En las empresas privadas, el corazón de la organización pasa por el área de marketing y comercialización, es indudable que la diferencia en una estructura, cualquiera sea su tamaño, va a estar dada por el factor humano.

Nos toca vivir un momento dónde la tecnología crece en forma vertiginosa y cada vez es más accesible tecnificar una empresa. Por eso, porque es un elemento que no marca la diferencia, que una empresa se ajuste o no a los avances tecnológicos pasa por una desicón de tipo político institucional no es una barrera económica.

La consecuencia de ésto es que paradójicamente el elemento diferencial que hará la ventaja distintiva entre una empresa y otra está en una buena inversión en su personal calificado.

Analizemos el asunto con un ejemplo, tomemos por caso el punto de vista del responsable de Recursos Humanos de una mediana empresa. Si éste tiene que cubrir una vacante y está ofreciendo empleo jefe de ventas la elección no es sencilla, no importa tanto lo que el postulante traiga como experiencia previa como descubrir el potencial de aporte a la organización.

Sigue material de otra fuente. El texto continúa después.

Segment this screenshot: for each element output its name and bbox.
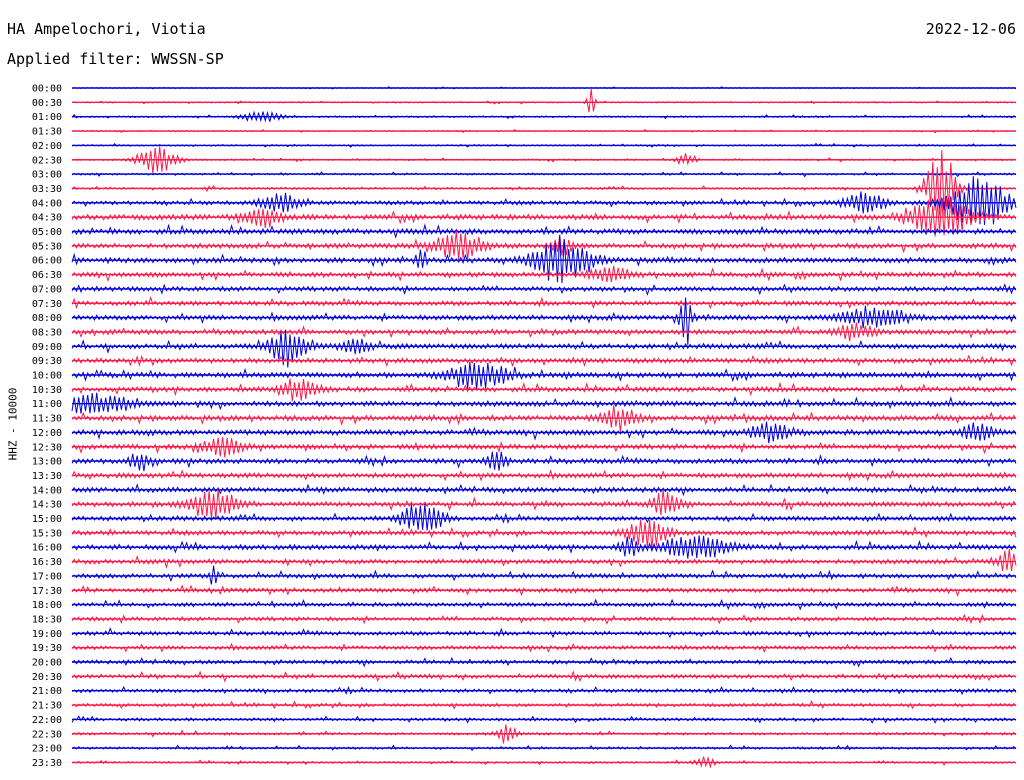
seismic-trace — [71, 483, 1017, 497]
time-tick-label: 20:30 — [32, 672, 62, 683]
time-tick-label: 18:30 — [32, 614, 62, 625]
time-tick-label: 06:30 — [32, 270, 62, 281]
seismic-trace — [71, 584, 1017, 597]
time-tick-label: 02:00 — [32, 141, 62, 152]
time-tick-label: 18:00 — [32, 600, 62, 611]
seismic-trace — [71, 354, 1017, 368]
station-title: HA Ampelochori, Viotia — [7, 20, 206, 38]
time-tick-label: 23:30 — [32, 758, 62, 769]
time-tick-label: 09:00 — [32, 342, 62, 353]
seismic-trace — [71, 230, 1017, 261]
time-tick-label: 11:00 — [32, 399, 62, 410]
seismic-trace — [71, 565, 1017, 585]
time-tick-label: 21:00 — [32, 686, 62, 697]
time-tick-label: 12:00 — [32, 428, 62, 439]
time-tick-label: 15:00 — [32, 514, 62, 525]
seismic-trace — [71, 421, 1017, 444]
time-tick-label: 17:30 — [32, 586, 62, 597]
time-tick-label: 19:30 — [32, 643, 62, 654]
time-tick-label: 17:00 — [32, 571, 62, 582]
time-tick-label: 14:00 — [32, 485, 62, 496]
time-tick-label: 09:30 — [32, 356, 62, 367]
time-tick-label: 13:00 — [32, 457, 62, 468]
time-tick-label: 04:30 — [32, 213, 62, 224]
time-tick-label: 04:00 — [32, 198, 62, 209]
time-tick-label: 00:00 — [32, 84, 62, 95]
seismic-trace — [71, 88, 1017, 113]
time-tick-label: 07:00 — [32, 284, 62, 295]
time-tick-label: 13:30 — [32, 471, 62, 482]
seismic-trace — [71, 548, 1017, 572]
seismic-trace — [71, 378, 1017, 402]
time-tick-label: 00:30 — [32, 98, 62, 109]
seismic-trace — [71, 392, 1017, 414]
seismic-trace — [71, 296, 1017, 310]
time-tick-label: 01:30 — [32, 127, 62, 138]
time-tick-label: 21:30 — [32, 701, 62, 712]
time-tick-label: 16:00 — [32, 543, 62, 554]
time-tick-label: 22:00 — [32, 715, 62, 726]
record-date: 2022-12-06 — [925, 20, 1016, 38]
time-tick-label: 12:30 — [32, 442, 62, 453]
seismic-trace — [71, 176, 1017, 225]
time-tick-label: 06:00 — [32, 256, 62, 267]
time-tick-label: 01:00 — [32, 112, 62, 123]
seismic-trace — [71, 642, 1017, 653]
seismic-trace — [71, 223, 1017, 239]
time-tick-label: 14:30 — [32, 500, 62, 511]
seismic-trace — [71, 283, 1017, 296]
seismic-trace — [71, 297, 1017, 345]
seismic-trace — [71, 503, 1017, 531]
seismic-trace — [71, 234, 1017, 284]
time-tick-label: 15:30 — [32, 528, 62, 539]
seismic-trace — [71, 656, 1017, 668]
seismic-trace — [71, 451, 1017, 472]
time-tick-label: 10:00 — [32, 371, 62, 382]
seismic-trace — [71, 598, 1017, 611]
time-tick-label: 16:30 — [32, 557, 62, 568]
time-tick-label: 05:30 — [32, 241, 62, 252]
time-tick-label: 03:30 — [32, 184, 62, 195]
time-tick-label: 02:30 — [32, 155, 62, 166]
seismic-trace — [71, 197, 1017, 237]
time-tick-label: 22:30 — [32, 729, 62, 740]
seismic-trace — [71, 670, 1017, 683]
seismic-trace — [71, 535, 1017, 559]
seismic-trace — [71, 613, 1017, 625]
filter-label: Applied filter: WWSSN-SP — [7, 50, 224, 68]
seismic-trace — [71, 405, 1017, 432]
time-tick-label: 19:00 — [32, 629, 62, 640]
seismic-trace — [71, 489, 1017, 519]
time-tick-label: 20:00 — [32, 658, 62, 669]
seismic-trace — [71, 627, 1017, 639]
seismic-trace — [71, 469, 1017, 482]
time-tick-label: 07:30 — [32, 299, 62, 310]
time-tick-label: 08:00 — [32, 313, 62, 324]
time-tick-label: 05:00 — [32, 227, 62, 238]
time-tick-label: 23:00 — [32, 744, 62, 755]
time-tick-label: 10:30 — [32, 385, 62, 396]
seismic-trace — [71, 329, 1017, 368]
seismic-trace — [71, 361, 1017, 390]
seismic-trace — [71, 519, 1017, 549]
time-tick-label: 03:00 — [32, 170, 62, 181]
seismic-trace — [71, 685, 1017, 695]
seismic-trace — [71, 265, 1017, 283]
seismic-trace — [71, 322, 1017, 342]
time-tick-label: 11:30 — [32, 414, 62, 425]
seismic-trace — [71, 437, 1017, 458]
time-tick-label: 08:30 — [32, 327, 62, 338]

Si el Jefe de Ventas no logra demostrar tener la capacidad de liderar los equipos de ventas entonces todo el andamiaje cae sin importar cuanto dinero se invierte en la infraestructura.

Son cargos que para cubrirlos hay que tomar en cuenta qué sabe hacer, qué puede hacer y qué quiere hacer el postulante al empleo.

A la vista salta que es una gran responsabilidad y requiere más dedicación que la de tomar una comparativa entre dos equipos de comunicación y tomar la desición de cual es el mejor en la relación coste/servicio.

El trabajo de gerente de Recursos Humanos es especialmente arduo durante los tiempos de recesión económica donde debe buscar los incentivos necesarios para generar motivación entre la plantilla de empleados.

Por ello es primordial elegir jefes de ventas, comercialización y marketing que sean verdaderos líderes que lo acompañen en la tarea.